Have you ever listened closely to what you say to others and to yourself? The words that you use may be more important than you think in achieving your goals or even just living a day-to-day life. If you’re one of those who want to have results but they seem to be slipping away from you, then pay attention. Here are the five words you must remove from your dictionary if you want to have results.
If you use the word “would” a lot in your language, then get this: stating it puts you in a state of hoping, wishing and dreaming about what you could possibly do or have. It’s a wished-for, hoped-for future, a pipe dream, nothing more and nothing less.
When you say, “I would like to have a black sports car and a new garage.” Notice the use of would causes a melancholic and dreamy feeling and state in you, but you take no responsibility for taking any action towards achieving what you want.
The word try is similar to would, but instead of making you melancholic, it makes you frustrated, irritated and sometimes even hopeless. When you say “try” that means you’re actually stuck and you’re not taking any action. It may seem to you that you do, but in reality you don’t.
There is no such thing as “trying”.
Have you ever tried to walk? What does it look like trying to walk? Well… You either walk or you don’t, right? In reality, you can’t try walking. If you’re sitting in a chair, you either get up or you may fall off it if you get up to start talking, but there’s no such thing as trying to walk.
Should is probably one of my least favourite words in the dictionary, because it creates a state of pressure, which leaves you frustrated, stressed, irritated, and even resigned. Just imagine saying, “I should clean all the windows in our house.” You know you already hate doing it – it’s a waste of your time but you need the windows to be clean.
You may also think what your neighbours are going to think of you if you don’t do it. See the pressure creeping in? When you get into this stage, the next step is usually avoidance, procrastination and resignation.
4. Must Or Have To
The word must is even more pressuring that should, because this thing you must do or must have cannot be avoided at any cost. Notice when I change the sentence I used in the previous example to, “I must clean all the windows in our house” – you know there’s no escape in realising this task. Sometimes with big goals the pressure may seem so enormous that the reality turns into “tough” or “hard”. The outcome is usually procrastination or complete resignation.
5. Want And Need
Want is my favourite of all of these words. In fact, I’ve recently noticed I’m using this word so much that it’s no wonder that I have no results in areas that I care about. Want causes a lot of frustration, because it cuts you off from the reality which you live and you dream about the reality that you want to live.
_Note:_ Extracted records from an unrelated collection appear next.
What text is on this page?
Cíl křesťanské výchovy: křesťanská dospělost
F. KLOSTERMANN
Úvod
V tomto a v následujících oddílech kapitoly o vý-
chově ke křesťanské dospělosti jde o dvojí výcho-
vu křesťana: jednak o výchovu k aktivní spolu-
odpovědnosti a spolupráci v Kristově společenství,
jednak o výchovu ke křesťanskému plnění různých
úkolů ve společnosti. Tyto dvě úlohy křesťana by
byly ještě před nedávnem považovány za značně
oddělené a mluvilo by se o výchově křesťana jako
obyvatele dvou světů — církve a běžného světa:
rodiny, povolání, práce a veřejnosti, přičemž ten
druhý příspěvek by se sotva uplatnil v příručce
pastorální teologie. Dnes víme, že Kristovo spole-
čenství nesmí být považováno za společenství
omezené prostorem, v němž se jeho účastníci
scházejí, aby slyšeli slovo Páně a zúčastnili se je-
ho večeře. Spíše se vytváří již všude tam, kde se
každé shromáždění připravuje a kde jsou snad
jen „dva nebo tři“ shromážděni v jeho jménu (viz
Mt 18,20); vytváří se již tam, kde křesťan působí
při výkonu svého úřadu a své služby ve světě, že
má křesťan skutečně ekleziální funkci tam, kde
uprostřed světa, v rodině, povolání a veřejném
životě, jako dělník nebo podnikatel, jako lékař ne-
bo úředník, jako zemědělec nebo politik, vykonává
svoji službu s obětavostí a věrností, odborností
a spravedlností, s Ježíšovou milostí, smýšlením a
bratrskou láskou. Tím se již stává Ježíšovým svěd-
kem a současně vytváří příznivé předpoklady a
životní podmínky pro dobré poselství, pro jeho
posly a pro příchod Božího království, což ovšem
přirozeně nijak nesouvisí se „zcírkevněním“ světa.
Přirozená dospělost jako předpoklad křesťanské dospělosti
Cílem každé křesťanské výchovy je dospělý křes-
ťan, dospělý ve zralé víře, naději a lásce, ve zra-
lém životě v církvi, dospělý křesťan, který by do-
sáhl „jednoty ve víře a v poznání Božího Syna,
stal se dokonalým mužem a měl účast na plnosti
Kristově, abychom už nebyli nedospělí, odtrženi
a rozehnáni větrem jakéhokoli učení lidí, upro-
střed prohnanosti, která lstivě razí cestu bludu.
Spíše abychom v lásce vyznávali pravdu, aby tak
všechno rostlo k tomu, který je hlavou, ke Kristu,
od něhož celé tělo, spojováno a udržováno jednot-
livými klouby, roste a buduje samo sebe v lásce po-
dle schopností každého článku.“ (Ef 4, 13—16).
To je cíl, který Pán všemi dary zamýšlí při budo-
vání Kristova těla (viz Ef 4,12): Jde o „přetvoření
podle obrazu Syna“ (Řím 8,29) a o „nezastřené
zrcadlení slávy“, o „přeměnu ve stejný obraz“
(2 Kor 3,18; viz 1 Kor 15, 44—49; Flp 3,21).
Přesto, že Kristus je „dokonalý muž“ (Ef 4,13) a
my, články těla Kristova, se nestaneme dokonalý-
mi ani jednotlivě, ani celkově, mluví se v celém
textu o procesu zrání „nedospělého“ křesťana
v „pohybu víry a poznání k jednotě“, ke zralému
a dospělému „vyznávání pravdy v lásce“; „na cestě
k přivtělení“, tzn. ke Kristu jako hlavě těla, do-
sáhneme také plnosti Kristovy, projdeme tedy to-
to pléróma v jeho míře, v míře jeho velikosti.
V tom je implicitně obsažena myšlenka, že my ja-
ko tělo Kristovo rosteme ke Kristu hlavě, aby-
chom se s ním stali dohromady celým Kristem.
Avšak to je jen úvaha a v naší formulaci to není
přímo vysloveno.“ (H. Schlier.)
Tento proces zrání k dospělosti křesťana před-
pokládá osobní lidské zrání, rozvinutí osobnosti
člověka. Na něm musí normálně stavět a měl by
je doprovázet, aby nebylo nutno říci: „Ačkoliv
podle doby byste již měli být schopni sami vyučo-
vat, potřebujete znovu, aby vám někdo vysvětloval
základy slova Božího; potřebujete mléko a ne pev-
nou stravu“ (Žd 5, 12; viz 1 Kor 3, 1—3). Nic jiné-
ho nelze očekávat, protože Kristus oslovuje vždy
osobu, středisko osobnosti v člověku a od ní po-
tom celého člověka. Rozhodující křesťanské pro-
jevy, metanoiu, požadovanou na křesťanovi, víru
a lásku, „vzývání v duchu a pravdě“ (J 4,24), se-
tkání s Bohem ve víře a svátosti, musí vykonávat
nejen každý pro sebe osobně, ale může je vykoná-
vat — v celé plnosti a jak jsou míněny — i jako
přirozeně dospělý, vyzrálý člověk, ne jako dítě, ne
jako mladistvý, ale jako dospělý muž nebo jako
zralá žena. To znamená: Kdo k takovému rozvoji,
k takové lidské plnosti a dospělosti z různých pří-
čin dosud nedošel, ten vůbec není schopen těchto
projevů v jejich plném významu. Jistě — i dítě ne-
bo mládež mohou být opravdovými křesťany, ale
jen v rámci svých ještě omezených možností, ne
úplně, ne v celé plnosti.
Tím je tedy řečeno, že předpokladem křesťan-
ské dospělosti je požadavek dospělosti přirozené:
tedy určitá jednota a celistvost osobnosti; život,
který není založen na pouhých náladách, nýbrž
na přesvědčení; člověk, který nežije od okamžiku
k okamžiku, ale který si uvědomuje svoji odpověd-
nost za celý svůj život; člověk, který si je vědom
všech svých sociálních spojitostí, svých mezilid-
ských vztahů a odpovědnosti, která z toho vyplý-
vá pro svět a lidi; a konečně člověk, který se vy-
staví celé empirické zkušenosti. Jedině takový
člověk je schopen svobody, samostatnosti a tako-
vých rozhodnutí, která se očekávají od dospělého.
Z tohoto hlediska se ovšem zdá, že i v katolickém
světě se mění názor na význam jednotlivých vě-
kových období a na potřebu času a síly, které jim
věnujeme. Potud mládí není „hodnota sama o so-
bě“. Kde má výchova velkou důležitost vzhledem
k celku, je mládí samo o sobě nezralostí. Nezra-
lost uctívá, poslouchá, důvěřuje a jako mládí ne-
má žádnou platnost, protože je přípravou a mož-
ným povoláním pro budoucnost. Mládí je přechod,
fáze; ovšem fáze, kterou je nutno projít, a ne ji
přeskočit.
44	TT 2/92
For example, when I say, “I really want that lipstick,” what I’m really saying is that I don’t have it. More than that, only having it will give me satisfaction, fulfilment and feeling like I belong. The problem with want is that I’m here and the goal is somewhere over there. It’s basically unachievable, it’s far away and my hands are too short to reach it.
So How Do I Get Results?
Notice The Impact
First notice when you use these words and how they impact you. You may notice not just repeating patterns in your thoughts and emotions, but most importantly in your behaviour. What do you do when you make these statements? Notice that they leave you disempowered and not in action.
Then when you identify these statements, have a look. Do you really want to achieve this and if yes, are you willing to do something for it? What does it cost you to achieve these results? If that’s still worthy to you, now it’s the time to rework your statement. Instead of using the words would, try, should, must/have to and want/need, create a new declaration.
Create New Declarations
Declarations give you power and they produce results. However, you must state them in present perfect tense and they must be time-bound. For example, one of my current declarations is, “I have published my children’s book on 25 April 2017.” Notice the declaration has a specific result (book is published) and it happens by when (date).
Now, of course things don’t just happen. You’re the one who makes them happen, which means you need to create a step-by-step plan where you break down one big result or achievement into small bits. For example, publishing a book includes steps like having the book written, edited, proofread, illustrated and a cover designed – each step again consisting of a few more steps.
Once you know the steps, put them in your calendar. Have a look if your time estimate is realistic. Count in 30% of each time estimate for each task as a buffer for any possible breakdowns. You not only may get sick, but trust me, you will get sick.
Are you using any of these five words? In what kind of statements?